Des pointes de jaune, de vert et de rouge éclairent une dense peinture verticale. Sur une toile de 2,80 m de hauteur et de 2 m de largeur, des milliers d’aplats rectangulaires en dégradés multicolores foisonnent et finissent par dessiner un paysage abstrait. Réalisée en 1954, ce tableau est l’un des chefs-d’œuvre de Jean-Paul Riopelle. L’artiste né à Montréal en 1925 et décédé en 2002, membre, dans les années 40, du groupe d’artistes québécois les Automatistes, s’est imposé au fil de sa vie entre Paris et les États-Unis comme l’un des grands héritiers de l’expressionnisme abstrait sans pour autant s’en revendiquer. L’une de ses techniques récurrentes, consistant à superposer des fragments colorés de peinture à l’huile à l’aide d’un couteau à palette, est devenue sa signature et le distingue d’un Jackson Pollock ou encore d’une Joan Mitchell, son épouse pendant plus de vingt ans. Cette technique est justement à l’œuvre dans La Sombreuse, pièce phare de la prochaine vente consacrée à l’art contemporain de la maison Christie’s, organisée ce vendredi 3 décembre à Paris. Inspirée, comme souvent chez Jean-Paul Riopelle, par la richesse de la nature avec laquelle il semble entamer une danse picturale, la toile date de la première année où Jean-Paul Riopelle représente le Canada à la Biennale de Venise, avant qu’il n’y revienne une seconde fois en 1962. Un fort contexte historique qui, en plus de l’évidente maîtrise artistique qui caractérisa sa réalisation, vaut au lot d’être estimé aujourd’hui entre 2,5 et 4 millions d’euros.

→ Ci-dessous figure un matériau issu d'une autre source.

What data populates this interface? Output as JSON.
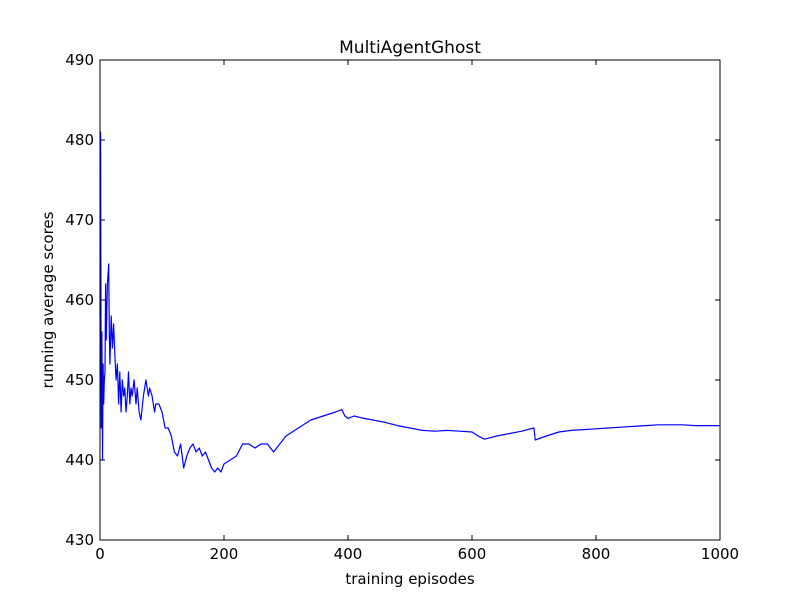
{
  "chart_data": {
    "type": "line",
    "title": "MultiAgentGhost",
    "xlabel": "training episodes",
    "ylabel": "running average scores",
    "xlim": [
      0,
      1000
    ],
    "ylim": [
      430,
      490
    ],
    "xticks": [
      0,
      200,
      400,
      600,
      800,
      1000
    ],
    "yticks": [
      430,
      440,
      450,
      460,
      470,
      480,
      490
    ],
    "grid": false,
    "legend": "none",
    "series": [
      {
        "color": "#0000ff",
        "x": [
          0,
          1,
          2,
          3,
          4,
          5,
          6,
          7,
          8,
          9,
          10,
          12,
          14,
          15,
          16,
          18,
          20,
          22,
          24,
          26,
          28,
          30,
          32,
          34,
          36,
          38,
          40,
          42,
          44,
          46,
          48,
          50,
          52,
          55,
          58,
          60,
          63,
          66,
          70,
          74,
          78,
          80,
          84,
          86,
          88,
          90,
          95,
          100,
          105,
          110,
          115,
          120,
          125,
          130,
          135,
          140,
          145,
          150,
          155,
          160,
          165,
          170,
          175,
          180,
          185,
          190,
          195,
          200,
          210,
          220,
          230,
          240,
          250,
          260,
          270,
          280,
          290,
          300,
          320,
          340,
          360,
          380,
          390,
          395,
          400,
          410,
          420,
          440,
          460,
          480,
          500,
          520,
          540,
          560,
          580,
          600,
          610,
          620,
          640,
          660,
          680,
          700,
          702,
          720,
          740,
          760,
          780,
          800,
          820,
          840,
          860,
          880,
          900,
          920,
          940,
          960,
          980,
          1000
        ],
        "y": [
          458,
          481,
          444,
          456,
          440,
          452,
          447,
          450,
          451,
          462,
          455,
          462,
          464.5,
          456,
          452,
          458,
          454,
          457,
          453,
          450,
          452,
          447,
          451,
          446,
          450,
          448,
          449,
          446,
          448,
          451,
          447,
          449,
          448,
          450,
          447,
          449,
          446,
          445,
          448,
          450,
          448,
          449,
          448,
          447,
          446,
          447,
          447,
          446,
          444,
          444,
          443,
          441,
          440.5,
          442,
          439,
          440.5,
          441.5,
          442,
          441,
          441.5,
          440.5,
          441,
          440,
          439,
          438.5,
          439,
          438.5,
          439.5,
          440,
          440.5,
          442,
          442,
          441.5,
          442,
          442,
          441,
          442,
          443,
          444,
          445,
          445.5,
          446,
          446.3,
          445.5,
          445.2,
          445.5,
          445.3,
          445,
          444.7,
          444.3,
          444,
          443.7,
          443.6,
          443.7,
          443.6,
          443.5,
          443,
          442.6,
          443,
          443.3,
          443.6,
          444,
          442.5,
          443,
          443.5,
          443.7,
          443.8,
          443.9,
          444,
          444.1,
          444.2,
          444.3,
          444.4,
          444.4,
          444.4,
          444.3,
          444.3,
          444.3
        ]
      }
    ]
  }
}
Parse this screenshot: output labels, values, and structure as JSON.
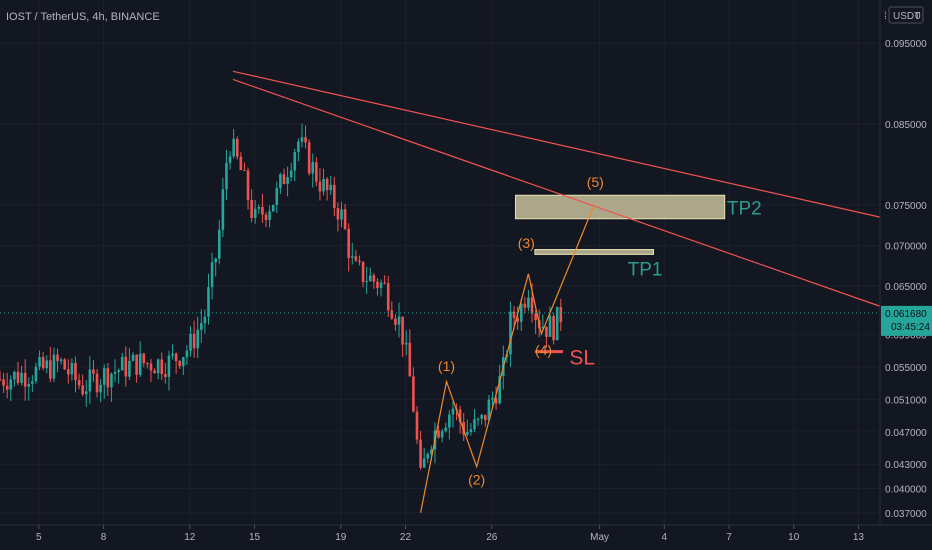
{
  "header": {
    "symbol_line": "IOST / TetherUS, 4h, BINANCE"
  },
  "price_axis": {
    "currency": "USDT",
    "currency_zero": "0"
  },
  "current_price": {
    "value": 0.06168,
    "label": "0.061680",
    "countdown": "03:45:24",
    "color": "#26a69a"
  },
  "colors": {
    "bull": "#26a69a",
    "bear": "#ef5350",
    "trendline": "#ef5350",
    "wave": "#f0882c",
    "zone": "#c8c19a",
    "background": "#131722"
  },
  "chart_data": {
    "type": "candlestick",
    "interval": "4h",
    "ylim": [
      0.0355,
      0.1003
    ],
    "y_ticks": [
      {
        "value": 0.095,
        "label": "0.095000"
      },
      {
        "value": 0.085,
        "label": "0.085000"
      },
      {
        "value": 0.075,
        "label": "0.075000"
      },
      {
        "value": 0.07,
        "label": "0.070000"
      },
      {
        "value": 0.065,
        "label": "0.065000"
      },
      {
        "value": 0.059,
        "label": "0.059000"
      },
      {
        "value": 0.055,
        "label": "0.055000"
      },
      {
        "value": 0.051,
        "label": "0.051000"
      },
      {
        "value": 0.047,
        "label": "0.047000"
      },
      {
        "value": 0.043,
        "label": "0.043000"
      },
      {
        "value": 0.04,
        "label": "0.040000"
      },
      {
        "value": 0.037,
        "label": "0.037000"
      }
    ],
    "x_range_days": [
      3.2,
      44.0
    ],
    "x_ticks": [
      {
        "day": 5,
        "label": "5"
      },
      {
        "day": 8,
        "label": "8"
      },
      {
        "day": 12,
        "label": "12"
      },
      {
        "day": 15,
        "label": "15"
      },
      {
        "day": 19,
        "label": "19"
      },
      {
        "day": 22,
        "label": "22"
      },
      {
        "day": 26,
        "label": "26"
      },
      {
        "day": 31,
        "label": "May"
      },
      {
        "day": 34,
        "label": "4"
      },
      {
        "day": 37,
        "label": "7"
      },
      {
        "day": 40,
        "label": "10"
      },
      {
        "day": 43,
        "label": "13"
      }
    ],
    "price_path_days": [
      3.2,
      5.0,
      6.0,
      7.0,
      8.0,
      9.5,
      11.0,
      12.0,
      12.7,
      13.3,
      13.8,
      14.4,
      15.0,
      16.0,
      17.0,
      18.0,
      19.0,
      19.6,
      20.3,
      21.0,
      21.8,
      22.3,
      22.7,
      23.1,
      23.6,
      24.2,
      24.8,
      25.5,
      26.0,
      26.5,
      26.9,
      27.3,
      27.7,
      28.1,
      28.5,
      28.9,
      29.2
    ],
    "price_path_values": [
      0.0535,
      0.0545,
      0.0555,
      0.0525,
      0.054,
      0.0555,
      0.0555,
      0.0575,
      0.0615,
      0.07,
      0.083,
      0.079,
      0.073,
      0.076,
      0.083,
      0.078,
      0.074,
      0.067,
      0.066,
      0.065,
      0.06,
      0.052,
      0.041,
      0.046,
      0.048,
      0.05,
      0.047,
      0.048,
      0.051,
      0.054,
      0.061,
      0.062,
      0.065,
      0.061,
      0.06,
      0.06,
      0.0615
    ],
    "trendlines": [
      {
        "from": {
          "day": 14.0,
          "price": 0.0915
        },
        "to": {
          "day": 44.0,
          "price": 0.0735
        }
      },
      {
        "from": {
          "day": 14.0,
          "price": 0.0905
        },
        "to": {
          "day": 44.0,
          "price": 0.0625
        }
      }
    ],
    "zones": [
      {
        "label": "TP2",
        "day_start": 27.1,
        "day_end": 36.8,
        "price_low": 0.0733,
        "price_high": 0.0762
      },
      {
        "label": "TP1",
        "day_start": 28.0,
        "day_end": 33.5,
        "price_low": 0.0689,
        "price_high": 0.0695
      }
    ],
    "stop_loss": {
      "label": "SL",
      "day_start": 28.0,
      "day_end": 29.3,
      "price": 0.0569
    },
    "elliott_waves": {
      "points": [
        {
          "day": 22.7,
          "price": 0.037
        },
        {
          "day": 23.9,
          "price": 0.0532
        },
        {
          "day": 25.3,
          "price": 0.0427
        },
        {
          "day": 27.7,
          "price": 0.0665
        },
        {
          "day": 28.3,
          "price": 0.0591
        },
        {
          "day": 30.7,
          "price": 0.0747
        }
      ],
      "labels": [
        {
          "text": "(1)",
          "day": 23.9,
          "price": 0.0545
        },
        {
          "text": "(2)",
          "day": 25.3,
          "price": 0.0405
        },
        {
          "text": "(3)",
          "day": 27.6,
          "price": 0.0697
        },
        {
          "text": "(4)",
          "day": 28.4,
          "price": 0.0565
        },
        {
          "text": "(5)",
          "day": 30.8,
          "price": 0.0772
        }
      ]
    },
    "annotations": [
      {
        "text": "TP2",
        "day": 36.9,
        "price": 0.0738
      },
      {
        "text": "TP1",
        "day": 32.3,
        "price": 0.0663
      },
      {
        "text": "SL",
        "day": 29.6,
        "price": 0.0553
      }
    ]
  }
}
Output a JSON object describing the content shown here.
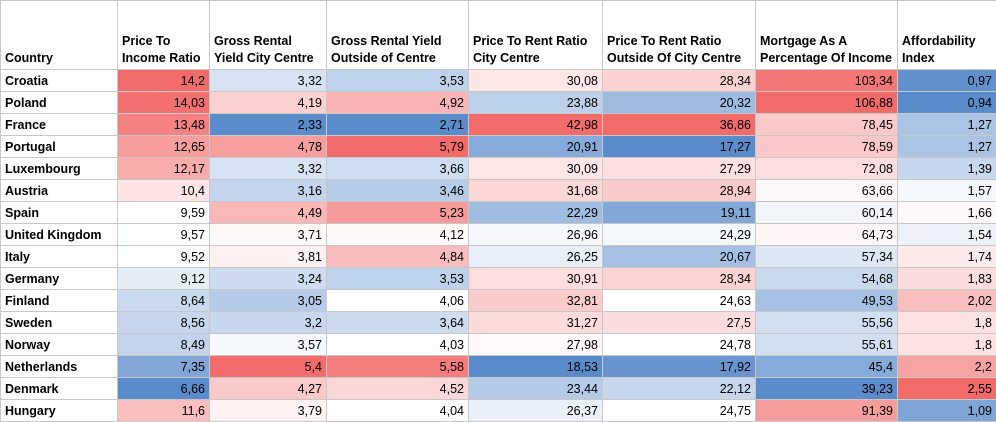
{
  "headers": [
    "Country",
    "Price To Income Ratio",
    "Gross Rental Yield City Centre",
    "Gross Rental Yield Outside of Centre",
    "Price To Rent Ratio City Centre",
    "Price To Rent Ratio Outside Of City Centre",
    "Mortgage As A Percentage Of Income",
    "Affordability Index"
  ],
  "rows": [
    {
      "country": "Croatia",
      "values": [
        "14,2",
        "3,32",
        "3,53",
        "30,08",
        "28,34",
        "103,34",
        "0,97"
      ]
    },
    {
      "country": "Poland",
      "values": [
        "14,03",
        "4,19",
        "4,92",
        "23,88",
        "20,32",
        "106,88",
        "0,94"
      ]
    },
    {
      "country": "France",
      "values": [
        "13,48",
        "2,33",
        "2,71",
        "42,98",
        "36,86",
        "78,45",
        "1,27"
      ]
    },
    {
      "country": "Portugal",
      "values": [
        "12,65",
        "4,78",
        "5,79",
        "20,91",
        "17,27",
        "78,59",
        "1,27"
      ]
    },
    {
      "country": "Luxembourg",
      "values": [
        "12,17",
        "3,32",
        "3,66",
        "30,09",
        "27,29",
        "72,08",
        "1,39"
      ]
    },
    {
      "country": "Austria",
      "values": [
        "10,4",
        "3,16",
        "3,46",
        "31,68",
        "28,94",
        "63,66",
        "1,57"
      ]
    },
    {
      "country": "Spain",
      "values": [
        "9,59",
        "4,49",
        "5,23",
        "22,29",
        "19,11",
        "60,14",
        "1,66"
      ]
    },
    {
      "country": "United Kingdom",
      "values": [
        "9,57",
        "3,71",
        "4,12",
        "26,96",
        "24,29",
        "64,73",
        "1,54"
      ]
    },
    {
      "country": "Italy",
      "values": [
        "9,52",
        "3,81",
        "4,84",
        "26,25",
        "20,67",
        "57,34",
        "1,74"
      ]
    },
    {
      "country": "Germany",
      "values": [
        "9,12",
        "3,24",
        "3,53",
        "30,91",
        "28,34",
        "54,68",
        "1,83"
      ]
    },
    {
      "country": "Finland",
      "values": [
        "8,64",
        "3,05",
        "4,06",
        "32,81",
        "24,63",
        "49,53",
        "2,02"
      ]
    },
    {
      "country": "Sweden",
      "values": [
        "8,56",
        "3,2",
        "3,64",
        "31,27",
        "27,5",
        "55,56",
        "1,8"
      ]
    },
    {
      "country": "Norway",
      "values": [
        "8,49",
        "3,57",
        "4,03",
        "27,98",
        "24,78",
        "55,61",
        "1,8"
      ]
    },
    {
      "country": "Netherlands",
      "values": [
        "7,35",
        "5,4",
        "5,58",
        "18,53",
        "17,92",
        "45,4",
        "2,2"
      ]
    },
    {
      "country": "Denmark",
      "values": [
        "6,66",
        "4,27",
        "4,52",
        "23,44",
        "22,12",
        "39,23",
        "2,55"
      ]
    },
    {
      "country": "Hungary",
      "values": [
        "11,6",
        "3,79",
        "4,04",
        "26,37",
        "24,75",
        "91,39",
        "1,09"
      ]
    }
  ],
  "colors": {
    "high": "#f26b6b",
    "mid": "#ffffff",
    "low": "#5a8bcb"
  }
}
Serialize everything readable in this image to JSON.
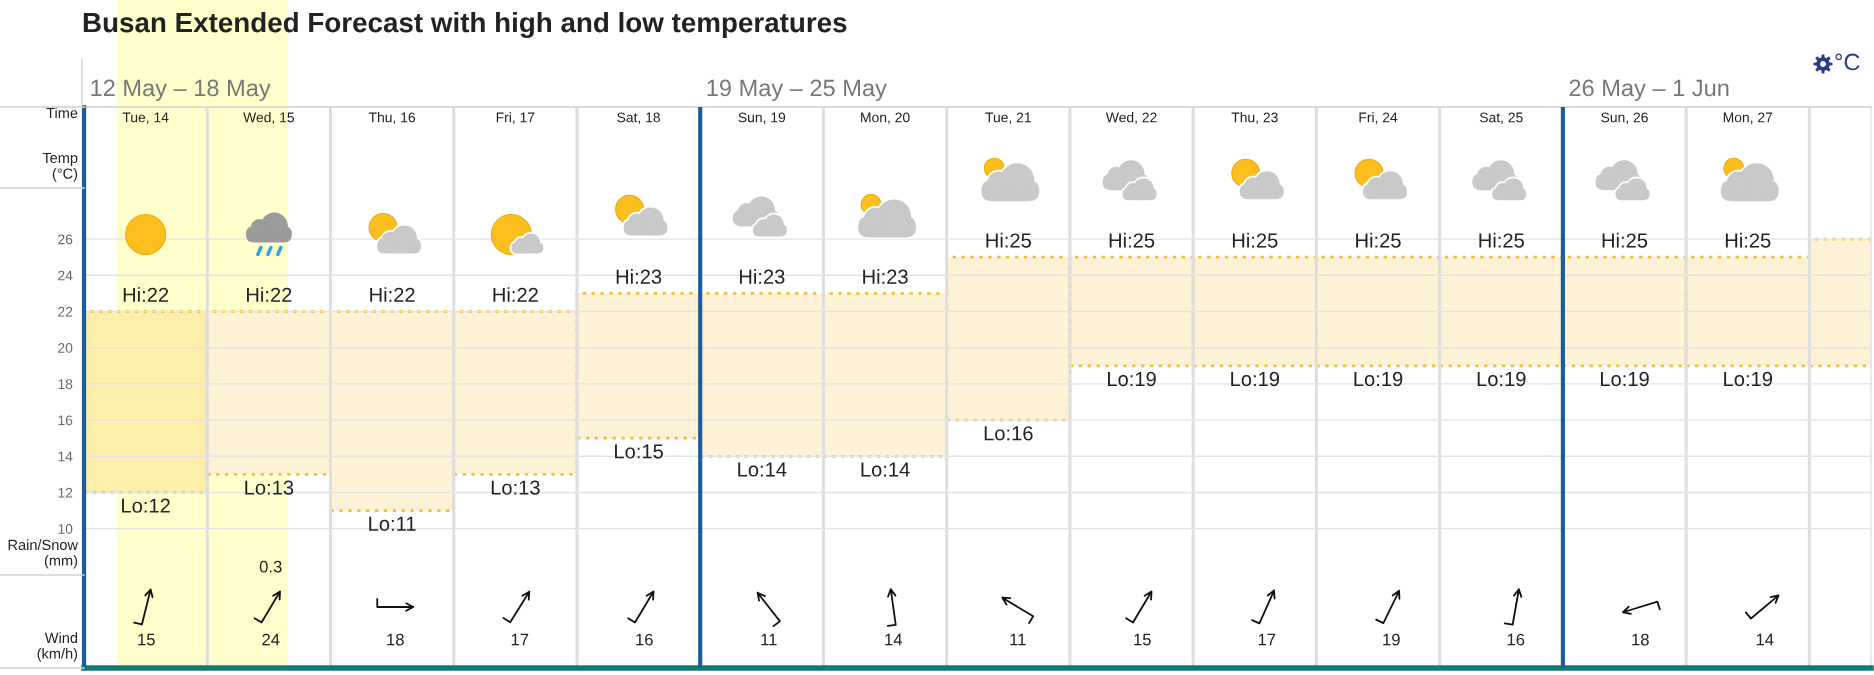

Si La Sombreuse est l’une des pièces les plus étonnantes de cette vente, on découvre d’autres trésors parmi la centaine de lots qui passeront demain sous le marteau. D’une sculpture en fonte représentant un homme au corps difforme signée Germaine Richier à une large peinture abstraite de Maria Elena Vieira da Silva, en passant par des dessins du grand couturier Yves Saint Laurent, la sélection est variée et les grands noms de la peinture occidentale des XXe et XXIe siècles n’y sont pas en reste : Lucio Fontana, Serge Poliakoff, Hans Hartung, Anselm Kiefer, Piero Manzoni… On en retiendra également une composition géométrique verte signée par le peintre et professeur au Bauhaus Josef Albers, actuellement à l’honneur avec son épouse au musée d’Art moderne de Paris, où l’on retrouve son traditionnel camaïeu de couleurs et ses imbrications de carrés que Christie’s estime aujourd’hui entre 200 000 et 300 000 euros, tandis qu’un Outrenoir de Pierre Soulages daté de 2006 pourrait bien atteindre le million.
Vente d’art contemporain le 3 décembre chez Christie’s Paris.